13 janvier 2019

Leurs enfants après eux...


"Un siècle durant, les hauts-fourneaux d'Heillange avaient drainé tout ce que la région comptait d'existences, happant d'un même mouvement les êtres, les heures, les matières premières. D'un côté, des wagonnets apportaient le combustible et le minerai par voie ferrée. De l'autre, des lingots de métal repartaient par le rail, avant d’emprunter le cours des fleuves et des rivières pour de lents cheminements à travers l'Europe. 
Le corps insatiable de l'usine avait duré tant qu'il avait pu, à la croisée des chemins, alimenté par des routes et des fatigues, nourri par tout un réseau de conduites qui, une fois déposées et vendues au poids, avaient laissé dans la ville de cruelles saignées. Ces trouées fantomatiques ravivaient les mémoires, comme les ballast mangés d'herbes, les réclames qui pâlissaient sur les mir, ces panneaux indicateurs grêlés de plombs.
Anthony la connaissait bien cette histoire. On la lui avait racontée toute l'enfance. Sous le gueulard, la terre se muait en fonte à 1800° C, dans un déchaînement de chaleur qui occasionnait des morts et des fiertés. Elle avait sifflé, gémi et brûlé, leur usine, pendant six générations, même la nuit.

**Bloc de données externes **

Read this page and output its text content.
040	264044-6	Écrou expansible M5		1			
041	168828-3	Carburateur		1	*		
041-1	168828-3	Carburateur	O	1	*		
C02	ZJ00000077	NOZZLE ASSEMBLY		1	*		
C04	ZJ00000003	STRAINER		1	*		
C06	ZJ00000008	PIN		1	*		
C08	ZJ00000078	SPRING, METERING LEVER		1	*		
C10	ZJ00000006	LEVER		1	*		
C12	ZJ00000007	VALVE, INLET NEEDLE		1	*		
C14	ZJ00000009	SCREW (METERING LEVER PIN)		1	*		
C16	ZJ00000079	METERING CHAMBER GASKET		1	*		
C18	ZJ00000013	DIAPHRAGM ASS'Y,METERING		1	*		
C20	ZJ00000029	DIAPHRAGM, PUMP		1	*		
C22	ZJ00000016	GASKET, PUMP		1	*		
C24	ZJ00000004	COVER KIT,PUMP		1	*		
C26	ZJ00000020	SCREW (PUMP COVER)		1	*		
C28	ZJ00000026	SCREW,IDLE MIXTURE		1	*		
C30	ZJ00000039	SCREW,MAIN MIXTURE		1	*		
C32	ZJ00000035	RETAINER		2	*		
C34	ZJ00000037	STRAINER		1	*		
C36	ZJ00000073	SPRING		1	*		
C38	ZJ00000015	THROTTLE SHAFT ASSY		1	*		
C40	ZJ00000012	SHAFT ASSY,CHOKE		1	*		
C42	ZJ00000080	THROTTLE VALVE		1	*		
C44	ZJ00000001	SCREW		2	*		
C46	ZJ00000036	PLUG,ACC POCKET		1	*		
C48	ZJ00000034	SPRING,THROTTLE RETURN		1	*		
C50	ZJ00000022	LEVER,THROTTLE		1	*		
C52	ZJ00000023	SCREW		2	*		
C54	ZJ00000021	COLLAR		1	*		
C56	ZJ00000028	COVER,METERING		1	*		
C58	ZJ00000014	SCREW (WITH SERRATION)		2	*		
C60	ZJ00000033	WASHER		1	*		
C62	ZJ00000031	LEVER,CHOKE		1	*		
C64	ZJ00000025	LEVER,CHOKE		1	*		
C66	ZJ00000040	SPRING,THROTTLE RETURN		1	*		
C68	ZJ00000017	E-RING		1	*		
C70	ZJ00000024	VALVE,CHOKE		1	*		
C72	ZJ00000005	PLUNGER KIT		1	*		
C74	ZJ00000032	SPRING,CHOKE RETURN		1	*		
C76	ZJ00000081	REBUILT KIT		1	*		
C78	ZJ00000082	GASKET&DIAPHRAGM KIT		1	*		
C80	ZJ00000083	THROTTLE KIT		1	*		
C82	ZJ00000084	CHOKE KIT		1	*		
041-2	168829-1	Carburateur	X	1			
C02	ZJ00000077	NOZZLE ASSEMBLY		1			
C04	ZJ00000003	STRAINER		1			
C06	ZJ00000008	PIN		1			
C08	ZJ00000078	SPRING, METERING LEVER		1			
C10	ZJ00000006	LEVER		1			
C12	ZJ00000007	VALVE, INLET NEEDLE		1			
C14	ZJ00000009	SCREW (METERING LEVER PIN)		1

Une interruption aurait coûté les yeux de la tête, il valait encore mieux arracher les hommes à leurs lits et à  leurs femmes. Et pour finir, il ne restait que ça, des silhouettes rousses, un mur d'enceinte, une grille fermée par un petit cadenas. L'an dernier, on y avait organisé un vernissage. Un candidat aux législative avait proposé d'en faire un parc à thème. Des mômes la détruisaient à coups de lance-pierre."

Nicolas Mathieu, Leurs enfants après eux, Paris, Actes Sud, 2018, p. 87.